D-FINE icon indicating copy to clipboard operation
D-FINE copied to clipboard

Observing higher D-FINE (nano) latency against YOLOv8n

Open iokarkan opened this issue 6 months ago • 5 comments

I am trying to verify the lower latency of D-FINE models against YOLO models, as I understand that is what is shown in the left-most figure in the paper's first page, where there are lower latency times shown for D-FINE than respective YOLO (v8 included), at least for the points shown.

The results seem to show that D-FINE exhibits a few times slower inference. Am I wrong to assume, based on the paper and tables, that I should expect smaller inference times than YOLOv8 (possibly including pre-processing and post-processing) with the respective nano or small checkpoint?

Measurements (on an RTX3060)

To obtain these measurements, I first perform several warmup inferences using a COCO validation set image. Then, I measure the inference time on a different image, ensuring that the model is already loaded and initialized.

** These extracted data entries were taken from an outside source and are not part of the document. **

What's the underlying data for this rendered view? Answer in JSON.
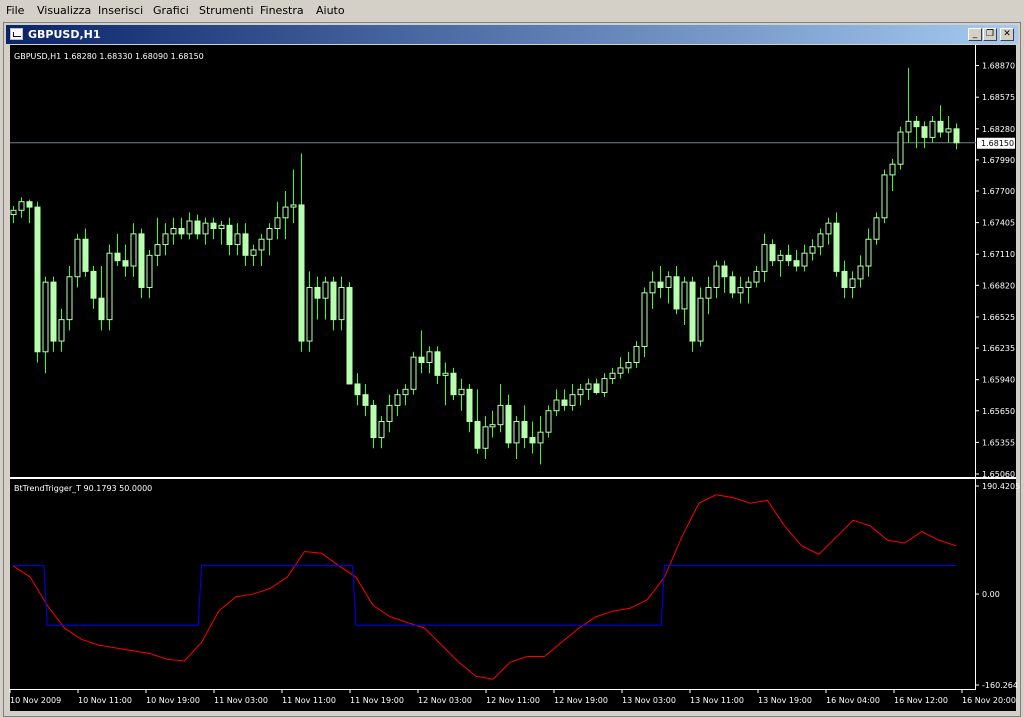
{
  "menu": [
    "File",
    "Visualizza",
    "Inserisci",
    "Grafici",
    "Strumenti",
    "Finestra",
    "Aiuto"
  ],
  "window": {
    "title": "GBPUSD,H1",
    "buttons": [
      "minimize",
      "restore",
      "close"
    ]
  },
  "price_panel": {
    "header": "GBPUSD,H1  1.68280 1.68330 1.68090 1.68150",
    "current_price_label": "1.68150",
    "current_price": 1.6815,
    "price_ticks": [
      "1.68870",
      "1.68575",
      "1.68280",
      "1.67990",
      "1.67700",
      "1.67405",
      "1.67110",
      "1.66820",
      "1.66525",
      "1.66235",
      "1.65940",
      "1.65650",
      "1.65355",
      "1.65060"
    ],
    "colors": {
      "background": "#000000",
      "candle": "#b8ffb0",
      "wick": "#39ff14",
      "grid_line": "#708090",
      "axis_text": "#ffffff"
    }
  },
  "indicator_panel": {
    "header": "BtTrendTrigger_T 90.1793 50.0000",
    "ticks": [
      "190.4205",
      "0.00",
      "-160.264"
    ],
    "colors": {
      "trend_line": "#ff0000",
      "trigger_line": "#0000ff"
    }
  },
  "time_axis": [
    "10 Nov 2009",
    "10 Nov 11:00",
    "10 Nov 19:00",
    "11 Nov 03:00",
    "11 Nov 11:00",
    "11 Nov 19:00",
    "12 Nov 03:00",
    "12 Nov 11:00",
    "12 Nov 19:00",
    "13 Nov 03:00",
    "13 Nov 11:00",
    "13 Nov 19:00",
    "16 Nov 04:00",
    "16 Nov 12:00",
    "16 Nov 20:00"
  ],
  "chart_data": [
    {
      "type": "candlestick",
      "title": "GBPUSD,H1",
      "ylim": [
        1.6506,
        1.6895
      ],
      "series": [
        {
          "name": "GBPUSD",
          "ohlc": [
            [
              1.6748,
              1.6756,
              1.674,
              1.6752
            ],
            [
              1.6752,
              1.6764,
              1.6745,
              1.676
            ],
            [
              1.676,
              1.6762,
              1.674,
              1.6755
            ],
            [
              1.6755,
              1.676,
              1.661,
              1.662
            ],
            [
              1.662,
              1.669,
              1.66,
              1.6685
            ],
            [
              1.6685,
              1.669,
              1.662,
              1.663
            ],
            [
              1.663,
              1.666,
              1.662,
              1.665
            ],
            [
              1.665,
              1.67,
              1.664,
              1.669
            ],
            [
              1.669,
              1.673,
              1.668,
              1.6725
            ],
            [
              1.6725,
              1.6735,
              1.669,
              1.6695
            ],
            [
              1.6695,
              1.67,
              1.666,
              1.667
            ],
            [
              1.667,
              1.67,
              1.664,
              1.665
            ],
            [
              1.665,
              1.672,
              1.664,
              1.6712
            ],
            [
              1.6712,
              1.673,
              1.67,
              1.6705
            ],
            [
              1.6705,
              1.672,
              1.669,
              1.67
            ],
            [
              1.67,
              1.674,
              1.669,
              1.673
            ],
            [
              1.673,
              1.6735,
              1.667,
              1.668
            ],
            [
              1.668,
              1.6715,
              1.667,
              1.671
            ],
            [
              1.671,
              1.6745,
              1.67,
              1.672
            ],
            [
              1.672,
              1.674,
              1.671,
              1.673
            ],
            [
              1.673,
              1.6745,
              1.672,
              1.6735
            ],
            [
              1.6735,
              1.6745,
              1.6725,
              1.673
            ],
            [
              1.673,
              1.675,
              1.6725,
              1.6742
            ],
            [
              1.6742,
              1.6748,
              1.6725,
              1.673
            ],
            [
              1.673,
              1.6745,
              1.672,
              1.674
            ],
            [
              1.674,
              1.6745,
              1.6725,
              1.6735
            ],
            [
              1.6735,
              1.6742,
              1.672,
              1.6738
            ],
            [
              1.6738,
              1.6745,
              1.671,
              1.672
            ],
            [
              1.672,
              1.674,
              1.671,
              1.673
            ],
            [
              1.673,
              1.674,
              1.67,
              1.671
            ],
            [
              1.671,
              1.672,
              1.67,
              1.6715
            ],
            [
              1.6715,
              1.673,
              1.67,
              1.6725
            ],
            [
              1.6725,
              1.674,
              1.671,
              1.6735
            ],
            [
              1.6735,
              1.676,
              1.6725,
              1.6745
            ],
            [
              1.6745,
              1.677,
              1.6725,
              1.6755
            ],
            [
              1.6755,
              1.679,
              1.674,
              1.6757
            ],
            [
              1.6757,
              1.6805,
              1.662,
              1.663
            ],
            [
              1.663,
              1.6695,
              1.662,
              1.668
            ],
            [
              1.668,
              1.669,
              1.665,
              1.667
            ],
            [
              1.667,
              1.669,
              1.665,
              1.6685
            ],
            [
              1.6685,
              1.669,
              1.664,
              1.665
            ],
            [
              1.665,
              1.669,
              1.664,
              1.668
            ],
            [
              1.668,
              1.6685,
              1.659,
              1.659
            ],
            [
              1.659,
              1.66,
              1.657,
              1.658
            ],
            [
              1.658,
              1.659,
              1.656,
              1.657
            ],
            [
              1.657,
              1.6575,
              1.653,
              1.654
            ],
            [
              1.654,
              1.656,
              1.653,
              1.6555
            ],
            [
              1.6555,
              1.658,
              1.6545,
              1.657
            ],
            [
              1.657,
              1.6585,
              1.656,
              1.658
            ],
            [
              1.658,
              1.659,
              1.657,
              1.6585
            ],
            [
              1.6585,
              1.662,
              1.658,
              1.6615
            ],
            [
              1.6615,
              1.664,
              1.66,
              1.661
            ],
            [
              1.661,
              1.6625,
              1.66,
              1.662
            ],
            [
              1.662,
              1.6625,
              1.659,
              1.6598
            ],
            [
              1.6598,
              1.661,
              1.657,
              1.66
            ],
            [
              1.66,
              1.6605,
              1.6575,
              1.658
            ],
            [
              1.658,
              1.6595,
              1.6565,
              1.6585
            ],
            [
              1.6585,
              1.659,
              1.6545,
              1.6555
            ],
            [
              1.6555,
              1.6585,
              1.6525,
              1.653
            ],
            [
              1.653,
              1.656,
              1.652,
              1.655
            ],
            [
              1.655,
              1.6565,
              1.654,
              1.6552
            ],
            [
              1.6552,
              1.659,
              1.6545,
              1.657
            ],
            [
              1.657,
              1.658,
              1.653,
              1.6535
            ],
            [
              1.6535,
              1.656,
              1.652,
              1.6555
            ],
            [
              1.6555,
              1.657,
              1.653,
              1.654
            ],
            [
              1.654,
              1.6555,
              1.6525,
              1.6535
            ],
            [
              1.6535,
              1.656,
              1.6515,
              1.6545
            ],
            [
              1.6545,
              1.657,
              1.654,
              1.6565
            ],
            [
              1.6565,
              1.6585,
              1.656,
              1.6575
            ],
            [
              1.6575,
              1.6585,
              1.6565,
              1.657
            ],
            [
              1.657,
              1.659,
              1.6565,
              1.658
            ],
            [
              1.658,
              1.659,
              1.657,
              1.6585
            ],
            [
              1.6585,
              1.6595,
              1.6575,
              1.659
            ],
            [
              1.659,
              1.6595,
              1.658,
              1.6582
            ],
            [
              1.6582,
              1.66,
              1.6578,
              1.6595
            ],
            [
              1.6595,
              1.6605,
              1.659,
              1.66
            ],
            [
              1.66,
              1.6615,
              1.6595,
              1.6605
            ],
            [
              1.6605,
              1.662,
              1.66,
              1.661
            ],
            [
              1.661,
              1.663,
              1.6605,
              1.6625
            ],
            [
              1.6625,
              1.668,
              1.6615,
              1.6675
            ],
            [
              1.6675,
              1.6695,
              1.666,
              1.6685
            ],
            [
              1.6685,
              1.67,
              1.667,
              1.668
            ],
            [
              1.668,
              1.6695,
              1.6665,
              1.669
            ],
            [
              1.669,
              1.67,
              1.6655,
              1.666
            ],
            [
              1.666,
              1.669,
              1.6645,
              1.6685
            ],
            [
              1.6685,
              1.669,
              1.662,
              1.663
            ],
            [
              1.663,
              1.668,
              1.6625,
              1.667
            ],
            [
              1.667,
              1.669,
              1.6655,
              1.668
            ],
            [
              1.668,
              1.6705,
              1.667,
              1.67
            ],
            [
              1.67,
              1.6705,
              1.6675,
              1.669
            ],
            [
              1.669,
              1.6695,
              1.667,
              1.6675
            ],
            [
              1.6675,
              1.669,
              1.6665,
              1.668
            ],
            [
              1.668,
              1.669,
              1.6665,
              1.6685
            ],
            [
              1.6685,
              1.67,
              1.668,
              1.6695
            ],
            [
              1.6695,
              1.673,
              1.6685,
              1.672
            ],
            [
              1.672,
              1.6725,
              1.67,
              1.6705
            ],
            [
              1.6705,
              1.6715,
              1.669,
              1.671
            ],
            [
              1.671,
              1.672,
              1.67,
              1.6705
            ],
            [
              1.6705,
              1.6715,
              1.6695,
              1.67
            ],
            [
              1.67,
              1.672,
              1.6695,
              1.6712
            ],
            [
              1.6712,
              1.6725,
              1.6705,
              1.6718
            ],
            [
              1.6718,
              1.6735,
              1.671,
              1.673
            ],
            [
              1.673,
              1.6745,
              1.672,
              1.674
            ],
            [
              1.674,
              1.675,
              1.669,
              1.6695
            ],
            [
              1.6695,
              1.6705,
              1.667,
              1.668
            ],
            [
              1.668,
              1.6695,
              1.667,
              1.6688
            ],
            [
              1.6688,
              1.671,
              1.668,
              1.67
            ],
            [
              1.67,
              1.6735,
              1.669,
              1.6725
            ],
            [
              1.6725,
              1.675,
              1.672,
              1.6745
            ],
            [
              1.6745,
              1.679,
              1.674,
              1.6785
            ],
            [
              1.6785,
              1.68,
              1.677,
              1.6795
            ],
            [
              1.6795,
              1.683,
              1.679,
              1.6825
            ],
            [
              1.6825,
              1.6885,
              1.6815,
              1.6835
            ],
            [
              1.6835,
              1.684,
              1.681,
              1.683
            ],
            [
              1.683,
              1.6835,
              1.681,
              1.682
            ],
            [
              1.682,
              1.684,
              1.6815,
              1.6835
            ],
            [
              1.6835,
              1.685,
              1.682,
              1.6825
            ],
            [
              1.6825,
              1.684,
              1.6815,
              1.6828
            ],
            [
              1.6828,
              1.6833,
              1.6809,
              1.6815
            ]
          ]
        }
      ]
    },
    {
      "type": "line",
      "title": "BtTrendTrigger_T",
      "ylim": [
        -160.264,
        190.4205
      ],
      "series": [
        {
          "name": "BtTrendTrigger_T",
          "values": [
            50,
            30,
            -20,
            -60,
            -80,
            -90,
            -95,
            -100,
            -105,
            -115,
            -118,
            -85,
            -30,
            -5,
            0,
            10,
            30,
            75,
            72,
            50,
            30,
            -20,
            -40,
            -50,
            -60,
            -90,
            -120,
            -145,
            -150,
            -120,
            -110,
            -110,
            -85,
            -60,
            -40,
            -30,
            -25,
            -10,
            30,
            100,
            160,
            175,
            170,
            160,
            165,
            120,
            85,
            70,
            100,
            130,
            120,
            95,
            90,
            110,
            95,
            85
          ]
        },
        {
          "name": "trigger",
          "values": [
            50,
            50,
            -55,
            -55,
            -55,
            -55,
            -55,
            -55,
            -55,
            -55,
            -55,
            50,
            50,
            50,
            50,
            50,
            50,
            50,
            50,
            50,
            -55,
            -55,
            -55,
            -55,
            -55,
            -55,
            -55,
            -55,
            -55,
            -55,
            -55,
            -55,
            -55,
            -55,
            -55,
            -55,
            -55,
            -55,
            50,
            50,
            50,
            50,
            50,
            50,
            50,
            50,
            50,
            50,
            50,
            50,
            50,
            50,
            50,
            50,
            50,
            50
          ]
        }
      ]
    }
  ]
}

I observed a discrepancy in the inference times between D-FINE-N and YOLOv8n when measured using custom benchmarking scripts (detailed later) on both GPU and CPU. Indicative inference times are as follows:

GPU CPU
D-FINE-N 15 ms 77 ms
yolov8n 6 ms 29 ms

The scripts that are used for each case are presented below:

YOLOv8:

  • ultralytics==8.3.153
  • pillow==11.2.1
  • opencv-python==4.11.0.86
  • numpy==2.2.6
from ultralytics import YOLO
import cv2
import time
import requests
import numpy as np
from PIL import Image
import argparse

# Download image from URL
def download_image_from_url(url):
    """Download image from URL and convert to OpenCV format"""
    try:
        response = requests.get(url)
        response.raise_for_status()
        
        # Convert to PIL Image
        pil_image = Image.open(requests.get(url, stream=True).raw)
        
        # Convert PIL to OpenCV format (BGR)
        opencv_image = cv2.cvtColor(np.array(pil_image), cv2.COLOR_RGB2BGR)
        
        return opencv_image
    except Exception as e:
        print(f"Error downloading image: {e}")
        return None

def main():
    parser = argparse.ArgumentParser(description="YOLO Inference Script")
    parser.add_argument("-d", "--device", type=str, default="cuda", 
                       help="Device to run inference on (default: cuda)")
    args = parser.parse_args()

    # Load pretrained model
    model = YOLO('yolov8n.pt')

    img_warmup_url = 'http://images.cocodataset.org/train2017/000000262145.jpg'
    img_warmup = download_image_from_url(img_warmup_url)
    
    # Download the COCO image
    img_url = 'http://images.cocodataset.org/train2017/000000179950.jpg'
    img = download_image_from_url(img_url)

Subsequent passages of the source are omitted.